A review of the SEC’s filing and other CNBC documents later revealed other curious details about Hometown International and the people connected to it.

Gregg Jaclin, a lawyer who previously had no authority and was connected to Hometown International during the first financial proceedings, was sanctioned by the Securities and Exchange Commission and prosecuted and convicted in federal court for a scam involving shell companies. . This scheme preceded his work in relation to the hometown.

SEC records show that a commission assistant director sent an email to Mr. Coker. in 2012 with questions about a company called Troy Inc. Jaclin received this email.

The letter reads: “We note that Peter Coker, its chief executive and sole shareholder, is also an executive and / or a significant shareholder of other shell companies that have recently submitted their registration on Form 10.”

Jaclin also received a May 2014 email from the SEC to Ramon Tejeda, CEO of TablacaleraYsidron, whose address in Chapel Hill, North Carolina, is the same one used by Coker Sr.

Jaclin, who remains on federal supervised release, has not responded to requests for comment.

Hometown auditors Liggett and Webb were censored and fined in August by the Public Company Accounting Oversight Committee. One of the company’s accountants, James Liggett, was banned from joining a registered public accounting firm due to conduct unrelated to his hometown.

Liggett told CNBC he “doesn’t remember” participating in the audit of hometown records.

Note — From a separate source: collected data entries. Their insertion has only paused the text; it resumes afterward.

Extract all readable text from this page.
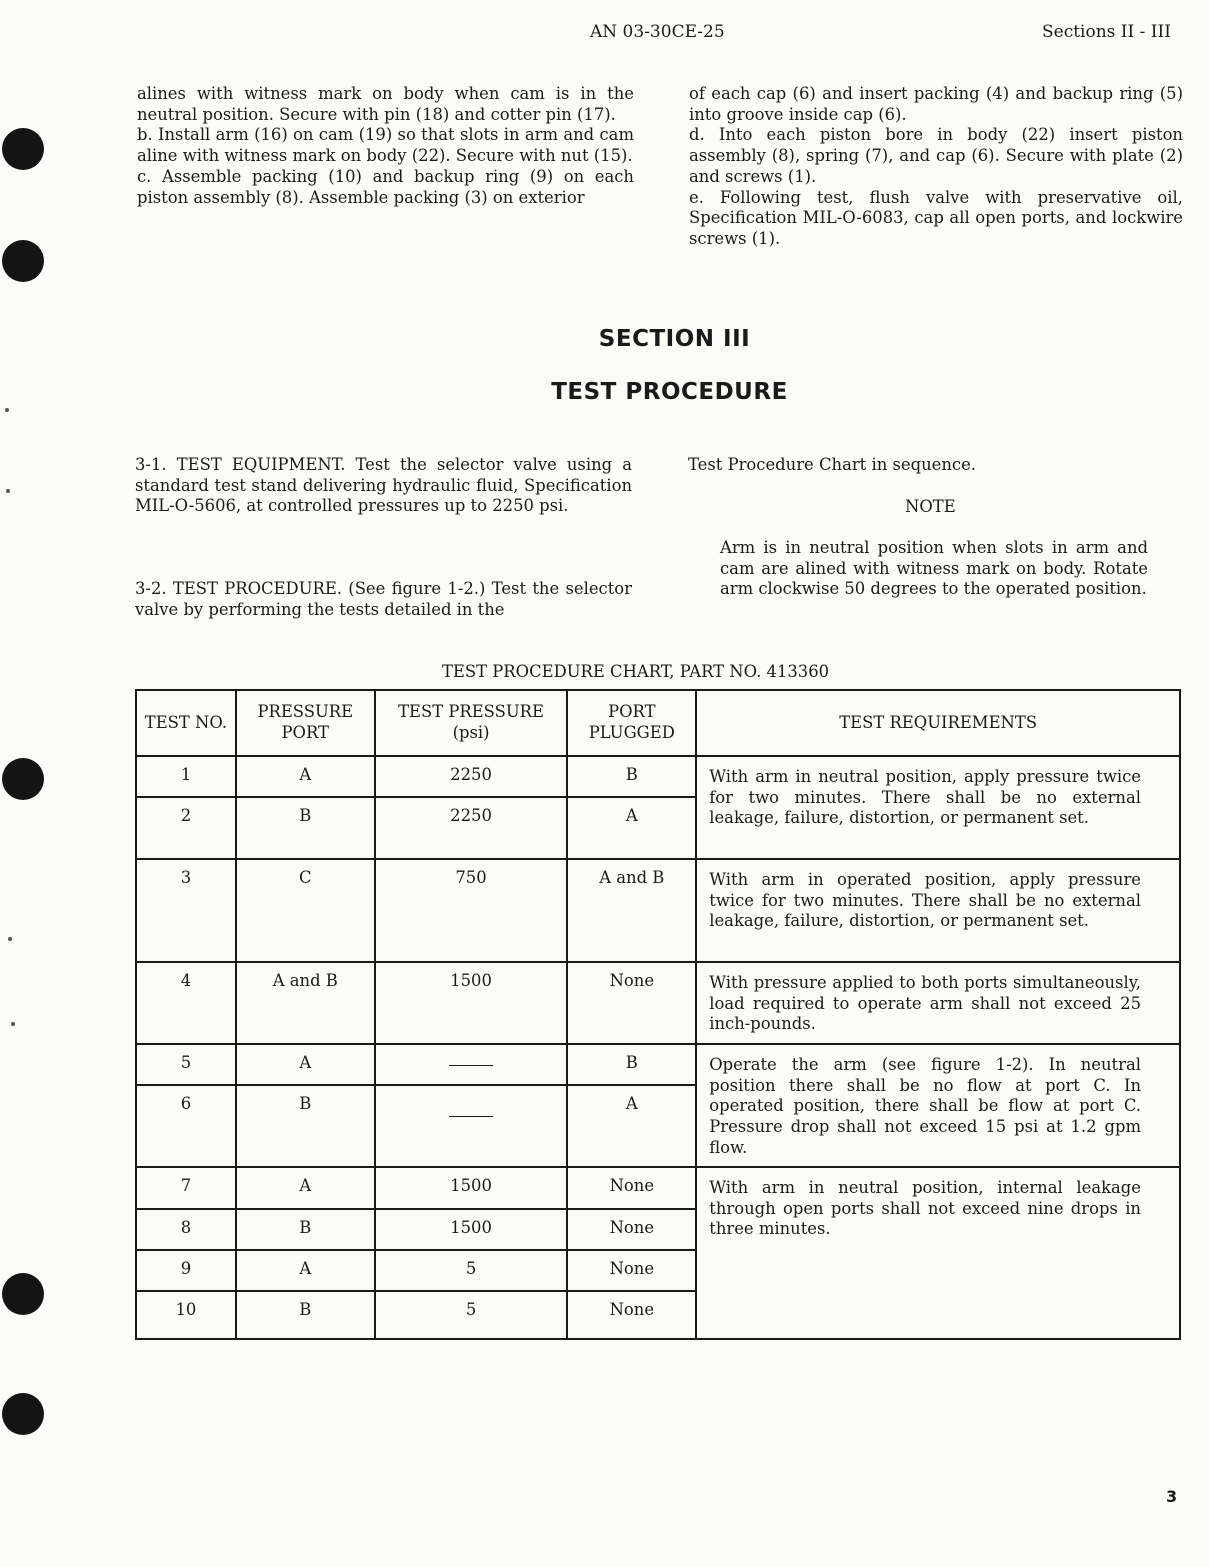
AN 03-30CE-25	Sections II - III

alines with witness mark on body when cam is in the neutral position. Secure with pin (18) and cotter pin (17).

b. Install arm (16) on cam (19) so that slots in arm and cam aline with witness mark on body (22). Secure with nut (15).

c. Assemble packing (10) and backup ring (9) on each piston assembly (8). Assemble packing (3) on exterior

of each cap (6) and insert packing (4) and backup ring (5) into groove inside cap (6).

d. Into each piston bore in body (22) insert piston assembly (8), spring (7), and cap (6). Secure with plate (2) and screws (1).

e. Following test, flush valve with preservative oil, Specification MIL-O-6083, cap all open ports, and lockwire screws (1).

SECTION III
TEST PROCEDURE

3-1. TEST EQUIPMENT. Test the selector valve using a standard test stand delivering hydraulic fluid, Specification MIL-O-5606, at controlled pressures up to 2250 psi.

3-2. TEST PROCEDURE. (See figure 1-2.) Test the selector valve by performing the tests detailed in the

Test Procedure Chart in sequence.

NOTE

Arm is in neutral position when slots in arm and cam are alined with witness mark on body. Rotate arm clockwise 50 degrees to the operated position.

TEST PROCEDURE CHART, PART NO. 413360
TEST NO.	PRESSURE PORT	TEST PRESSURE (psi)	PORT PLUGGED	TEST REQUIREMENTS
1	A	2250	B	With arm in neutral position, apply pressure twice for two minutes. There shall be no external leakage, failure, distortion, or permanent set.
2	B	2250	A	
3	C	750	A and B	With arm in operated position, apply pressure twice for two minutes. There shall be no external leakage, failure, distortion, or permanent set.
4	A and B	1500	None	With pressure applied to both ports simultaneously, load required to operate arm shall not exceed 25 inch-pounds.
5	A		B	Operate the arm (see figure 1-2). In neutral position there shall be no flow at port C. In operated position, there shall be flow at port C. Pressure drop shall not exceed 15 psi at 1.2 gpm flow.
6	B		A	
7	A	1500	None	With arm in neutral position, internal leakage through open ports shall not exceed nine drops in three minutes.
8	B	1500	None	
9	A	5	None	
10	B	5	None	
3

He referred questions about the work at the company to his former partner, Derek Webb, who did not respond to the messages. Hometown’s annual report, presented last month, said Liggett and Webb have been the company’s auditors since 2015.

Hometown connection

James Patten, whose LinkedIn profile identifies him as a financial analyst at Coker Sr.’s Tryon Capital, struggled at the institute with Hometown International CEO Paul Morina.

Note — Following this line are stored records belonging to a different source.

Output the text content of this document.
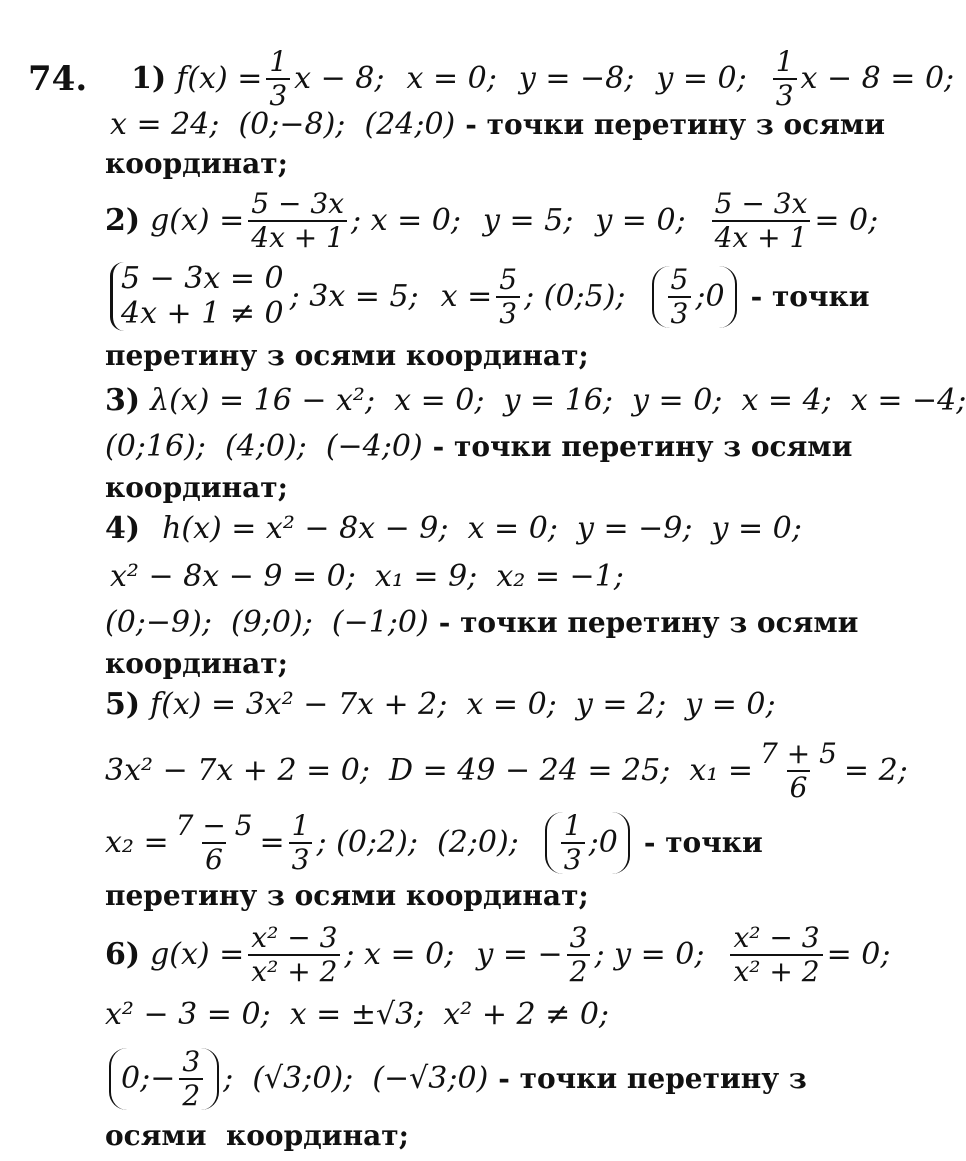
74. 1) $f(x) = \frac{1}{3}$ x − 8; x = 0; y = −8; y = 0; $\frac{1}{3}$ x − 8 = 0;
x = 24;  (0;−8);  (24;0) - точки перетину з осями
координат;
2) $g(x) = \frac{5 - 3x}{4x + 1}$ ; x = 0; y = 5; y = 0; $\frac{5 - 3x}{4x + 1} = 0$;
5 − 3x = 0
4x + 1 ≠ 0 ; 3x = 5; $x = \frac{5}{3}$ ; (0;5); $\frac{5}{3}$ ;0 - точки
перетину з осями координат;
3) λ(x) = 16 − x²;  x = 0;  y = 16;  y = 0;  x = 4;  x = −4;
(0;16);  (4;0);  (−4;0) - точки перетину з осями
координат;
4) h(x) = x² − 8x − 9;  x = 0;  y = −9;  y = 0;
x² − 8x − 9 = 0;  x₁ = 9;  x₂ = −1;
(0;−9);  (9;0);  (−1;0) - точки перетину з осями
координат;
5) f(x) = 3x² − 7x + 2;  x = 0;  y = 2;  y = 0;
3x² − 7x + 2 = 0;  D = 49 − 24 = 25;  $x_1 = \frac{7 + 5}{6} = 2$;
$x_2 = \frac{7 - 5}{6} = \frac{1}{3}$ ; (0;2);  (2;0); $\frac{1}{3}$ ;0 - точки
перетину з осями координат;
6) $g(x) = \frac{\text{x² − 3}}{\text{x² + 2}}$ ; x = 0; y = − $\frac{3}{2}$ ; y = 0; $\frac{\text{x² − 3}}{\text{x² + 2}} = 0$;
x² − 3 = 0;  x = ±√3;  x² + 2 ≠ 0;
0;− $\frac{3}{2}$ ;  (√3;0);  (−√3;0) - точки перетину з
осями  координат;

According to the regulator’s database, FINRA, the broker-dealer regulator, prohibits Patten from acting as a stockbroker or partnering with brokers.

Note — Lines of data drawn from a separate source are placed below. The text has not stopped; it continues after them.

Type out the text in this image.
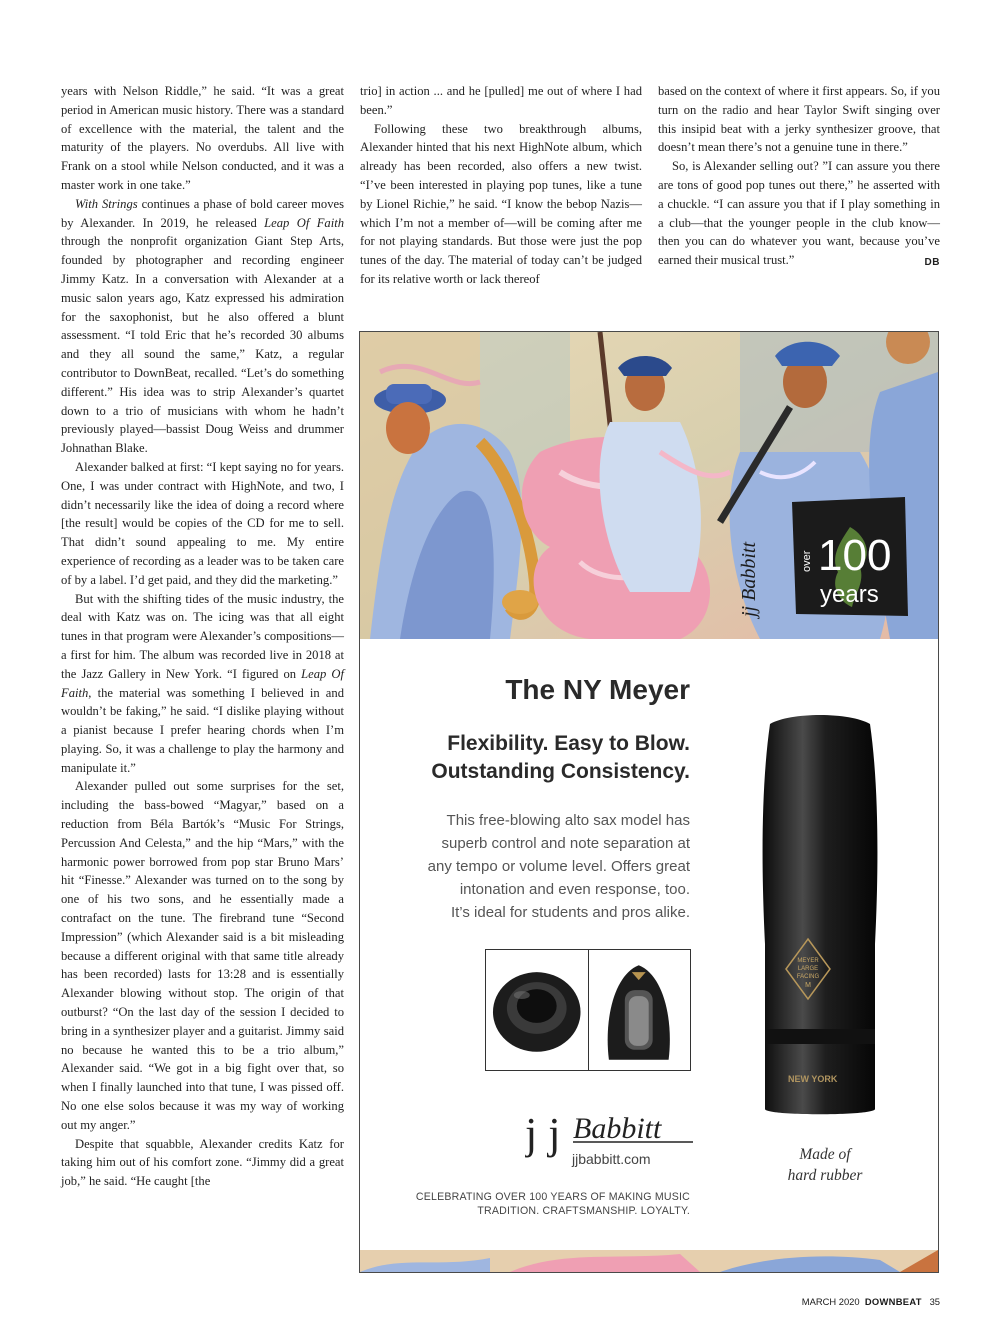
years with Nelson Riddle,” he said. “It was a great period in American music history. There was a standard of excellence with the material, the talent and the maturity of the players. No overdubs. All live with Frank on a stool while Nelson conducted, and it was a master work in one take.”

With Strings continues a phase of bold career moves by Alexander. In 2019, he released Leap Of Faith through the nonprofit organization Giant Step Arts, founded by photographer and recording engineer Jimmy Katz. In a conversation with Alexander at a music salon years ago, Katz expressed his admiration for the saxophonist, but he also offered a blunt assessment. “I told Eric that he’s recorded 30 albums and they all sound the same,” Katz, a regular contributor to DownBeat, recalled. “Let’s do something different.” His idea was to strip Alexander’s quartet down to a trio of musicians with whom he hadn’t previously played—bassist Doug Weiss and drummer Johnathan Blake.

Alexander balked at first: “I kept saying no for years. One, I was under contract with HighNote, and two, I didn’t necessarily like the idea of doing a record where [the result] would be copies of the CD for me to sell. That didn’t sound appealing to me. My entire experience of recording as a leader was to be taken care of by a label. I’d get paid, and they did the marketing.”

But with the shifting tides of the music industry, the deal with Katz was on. The icing was that all eight tunes in that program were Alexander’s compositions—a first for him. The album was recorded live in 2018 at the Jazz Gallery in New York. “I figured on Leap Of Faith, the material was something I believed in and wouldn’t be faking,” he said. “I dislike playing without a pianist because I prefer hearing chords when I’m playing. So, it was a challenge to play the harmony and manipulate it.”

Alexander pulled out some surprises for the set, including the bass-bowed “Magyar,” based on a reduction from Béla Bartók’s “Music For Strings, Percussion And Celesta,” and the hip “Mars,” with the harmonic power borrowed from pop star Bruno Mars’ hit “Finesse.” Alexander was turned on to the song by one of his two sons, and he essentially made a contrafact on the tune. The firebrand tune “Second Impression” (which Alexander said is a bit misleading because a different original with that same title already has been recorded) lasts for 13:28 and is essentially Alexander blowing without stop. The origin of that outburst? “On the last day of the session I decided to bring in a synthesizer player and a guitarist. Jimmy said no because he wanted this to be a trio album,” Alexander said. “We got in a big fight over that, so when I finally launched into that tune, I was pissed off. No one else solos because it was my way of working out my anger.”

Despite that squabble, Alexander credits Katz for taking him out of his comfort zone. “Jimmy did a great job,” he said. “He caught [the

trio] in action ... and he [pulled] me out of where I had been.”

Following these two breakthrough albums, Alexander hinted that his next HighNote album, which already has been recorded, also offers a new twist. “I’ve been interested in playing pop tunes, like a tune by Lionel Richie,” he said. “I know the bebop Nazis—which I’m not a member of—will be coming after me for not playing standards. But those were just the pop tunes of the day. The material of today can’t be judged for its relative worth or lack thereof

based on the context of where it first appears. So, if you turn on the radio and hear Taylor Swift singing over this insipid beat with a jerky synthesizer groove, that doesn’t mean there’s not a genuine tune in there.”

So, is Alexander selling out? ”I can assure you there are tons of good pop tunes out there,” he asserted with a chuckle. “I can assure you that if I play something in a club—that the younger people in the club know—then you can do whatever you want, because you’ve earned their musical trust.”	DB

over 100
years
jj Babbitt
The NY Meyer
Flexibility. Easy to Blow.
Outstanding Consistency.
This free-blowing alto sax model has
superb control and note separation at
any tempo or volume level. Offers great
intonation and even response, too.
It’s ideal for students and pros alike.
j j Babbitt
jjbabbitt.com
CELEBRATING OVER 100 YEARS OF MAKING MUSIC
TRADITION. CRAFTSMANSHIP. LOYALTY.
MEYER
LARGE
FACING
M
NEW YORK
Made of
hard rubber
MARCH 2020 DOWNBEAT 35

Patten was the subject of repeated disciplinary action by FINRA, which included failing to comply with an arbitration award of more than $ 753,000 for violating securities laws, trading unauthorized and modifying a client’s account.

In 2006, he successfully appealed the sanctions imposed by an SEC administrative law judge in a case in which he was accused of manipulating the price of a share traded on the Nasdaq.

Patten was defended in this case by Ira Sorkin, the lawyer best known for representing Ponzi scheme chief Bernie Madoff, who died in prison last week.

Morina, who did not return repeated requests for comment, according to SEC requests, has 1.5 million common shares in her hometown, which on paper are worth more than $ 20 million, given the price of the current action.

Morina is also the principal of Paulsboro High School and is also the coach of the school’s renowned wrestling team, which is a perennial candidate for state championship titles. His brother, Carmel Morina, is a sheriff in Gloucester County, New Jersey, which includes Paulsboro.

Patten is the signer of a letter, cited in SEC requests, detailing the lease of the building to Your Hometown Deli, which is the company’s only business, from Mantua Creek Group. SEC requests indicate that Paul Morina is also involved in the Mantua Creek group.

The letter was sent to the other executive executive in her hometown, Christine Lindenmuth, who is a math teacher and administrator at Paulsboro High School.

Patten did not respond to any requests for comment. Lindenmuth has not returned repeated requests for comments.

Public records show Morina is the owner of the property that appears adjacent to the delicatessen, along with John Giovannitti, sporting director of Paulsboro Minor and High School, the principal of the high school and chairman of the board of trustees. Paulsboro district.

Giovannitti did not return any requests for comment.